On March 16, the Senate set the stage for opening the Alaska National Wildlife Refuge (ANWR) for oil exploration and drilling, after accepting the Bush administration’s proposed budget that relies on revenues from lease sales by 2007 from the contested region. The administration and others say that the oil there is necessary in a time of high oil prices and increased dependence on foreign oil imports, but environmentalists question the value of going into what they call the last pristine wilderness in the United States for an uncertain quantity of oil.

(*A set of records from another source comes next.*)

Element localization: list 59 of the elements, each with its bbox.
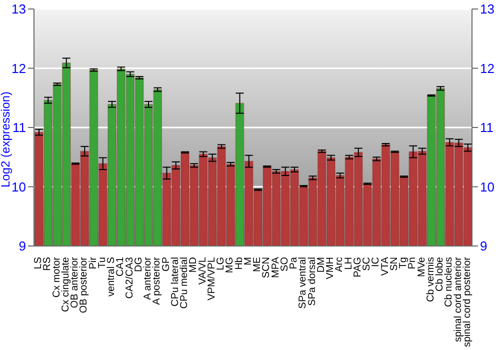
y2-tick-label: 12: [480, 60, 494, 76]
y-tick-label: 13: [12, 2, 26, 17]
x-tick-label: LS: [33, 256, 44, 270]
x-tick-label: VPM/VPL: [206, 256, 218, 300]
x-tick-label: SCN: [261, 257, 272, 278]
x-tick-label: Cx cingulate: [60, 256, 72, 312]
y-tick-label: 11: [12, 120, 26, 136]
x-tick-label: OB anterior: [70, 256, 81, 308]
x-tick-label: Pn: [407, 257, 418, 270]
x-tick-label: SPa ventral: [298, 257, 309, 309]
x-tick-label: ventral S: [106, 256, 118, 296]
x-tick-label: MG: [224, 256, 236, 274]
y-axis-title: Log2 (expression): [0, 91, 12, 188]
y-tick-label: 9: [18, 238, 26, 254]
x-tick-label: Cb vermis: [425, 257, 436, 302]
x-tick-label: PAG: [352, 256, 364, 278]
x-tick-label: Arc: [334, 257, 346, 272]
x-tick-label: OB posterior: [78, 256, 90, 314]
x-tick-label: VA/VL: [197, 256, 208, 285]
x-tick-label: spinal cord posterior: [462, 256, 473, 348]
x-tick-label: SC: [362, 257, 373, 271]
x-tick-label: M: [242, 257, 254, 266]
x-tick-label: DG: [133, 256, 144, 272]
x-tick-label: CA1: [115, 256, 126, 276]
x-tick-label: SPa dorsal: [306, 257, 318, 306]
y2-tick-label: 13: [480, 2, 494, 17]
x-tick-label: A posterior: [152, 256, 163, 305]
x-tick-label: A anterior: [142, 256, 154, 300]
x-tick-label: MD: [188, 257, 200, 273]
x-tick-label: Cb nucleus: [444, 257, 455, 308]
x-tick-label: Tg: [398, 257, 410, 269]
x-tick-label: ME: [252, 256, 264, 272]
x-tick-label: SN: [388, 257, 400, 271]
x-tick-label: Cb lobe: [434, 256, 446, 292]
y-tick-label: 10: [12, 179, 26, 194]
y2-tick-label: 10: [480, 179, 494, 194]
x-tick-label: DM: [316, 257, 327, 273]
y-tick-label: 12: [12, 60, 26, 76]
x-tick-label: Tu: [96, 257, 108, 268]
x-tick-label: VTA: [380, 256, 391, 276]
x-tick-label: SO: [279, 256, 290, 272]
x-tick-label: CA2/CA3: [124, 256, 136, 299]
y2-tick-label: 9: [480, 238, 488, 254]
x-tick-label: spinal cord anterior: [452, 256, 464, 342]
x-tick-label: Cx motor: [51, 256, 62, 298]
x-tick-label: IC: [370, 257, 382, 267]
x-tick-label: LG: [216, 256, 227, 270]
x-tick-label: VMH: [325, 257, 336, 280]
x-tick-label: MVe: [416, 256, 428, 278]
x-tick-label: Pir: [88, 256, 99, 270]
x-tick-label: MPA: [270, 256, 282, 278]
x-tick-label: GP: [160, 256, 172, 272]
x-tick-label: Pa: [288, 256, 300, 270]
x-tick-label: RS: [42, 256, 54, 271]
x-tick-label: CPu lateral: [170, 257, 181, 306]
x-tick-label: CPu medial: [179, 257, 190, 309]
x-tick-label: LH: [343, 257, 354, 270]
x-tick-label: Hb: [234, 256, 245, 270]
y2-tick-label: 11: [480, 120, 494, 136]
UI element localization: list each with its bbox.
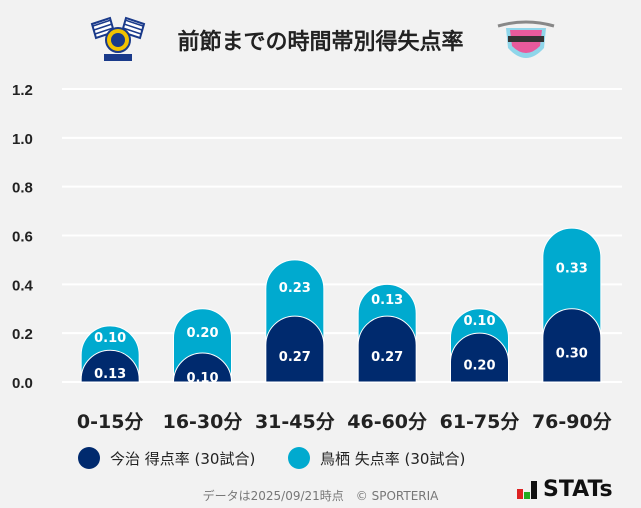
y-tick-label: 0.0 [12,375,33,392]
y-tick-label: 0.6 [12,229,33,246]
legend-label: 今治 得点率 (30試合) [110,449,256,468]
x-tick-label: 16-30分 [163,411,243,433]
data-label-tosu: 0.23 [279,281,311,296]
bar-imabari [450,332,509,383]
data-label-tosu: 0.33 [556,261,588,276]
bar-imabari [265,315,325,383]
data-label-imabari: 0.20 [463,359,495,374]
stats-brand: STATs [543,477,613,502]
data-label-tosu: 0.10 [463,314,495,329]
bar-imabari [172,352,233,383]
stats-logo: STATs [517,477,613,502]
bar-imabari [357,315,417,383]
legend-label: 鳥栖 失点率 (30試合) [320,449,466,468]
data-label-imabari: 0.13 [94,367,126,382]
data-label-imabari: 0.10 [186,371,218,386]
x-tick-label: 61-75分 [440,411,520,433]
bar-imabari [542,308,602,383]
data-label-tosu: 0.13 [371,293,403,308]
legend-item-tosu: 鳥栖 失点率 (30試合) [288,447,465,469]
bar-chart: 0.0 0.2 0.4 0.6 0.8 1.0 1.2 0.13 0.10 0-15分 0.10 0.… [12,82,622,433]
legend-swatch [288,447,310,469]
data-label-tosu: 0.20 [186,326,218,341]
data-label-imabari: 0.27 [279,350,311,365]
data-label-imabari: 0.27 [371,350,403,365]
y-tick-label: 0.2 [12,326,33,343]
data-label-imabari: 0.30 [556,346,588,361]
chart-title: 前節までの時間帯別得失点率 [177,30,464,55]
x-tick-label: 31-45分 [255,411,335,433]
sagantosu-logo [496,20,556,72]
legend-item-imabari: 今治 得点率 (30試合) [78,447,255,469]
x-tick-label: 46-60分 [347,411,427,433]
data-label-tosu: 0.10 [94,331,126,346]
y-tick-label: 1.0 [12,131,33,148]
y-tick-label: 0.4 [12,277,34,294]
legend-swatch [78,447,100,469]
imabari-logo [88,16,148,70]
y-tick-label: 0.8 [12,180,33,197]
x-tick-label: 0-15分 [77,411,144,433]
stats-bars-icon [517,480,537,499]
x-tick-label: 76-90分 [532,411,612,433]
bar-imabari [80,349,140,383]
footer-note: データは2025/09/21時点 © SPORTERIA [202,489,439,503]
y-tick-label: 1.2 [12,82,33,99]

While the U.S. Geological Survey (USGS) plans to revise its economic valuation of oil from ANWR this spring, based on oil prices and new drilling technologies, more data would be necessary to update the current assessment, which stands between 6 and 16 billion barrels. “The biggest issue,” says David Houseknecht of USGS, is that data from the only well ever drilled in ANWR 20 years ago is proprietary and therefore unavailable, and the question remains as to what a modern 3-D seismic survey could find.

“One of the wild cards right now,” Houseknecht says, “is what will happen to exploration as permafrost continues to deteriorate” in the entire North Slope. Permafrost is necessary for companies to build roads and other infrastructure for drilling, so its disappearance due to warming climate may actually increase pressure on ANWR, he says — which is smaller and more accessible than the nearby National Petroleum Reserve-Alaska, and therefore faster to explore.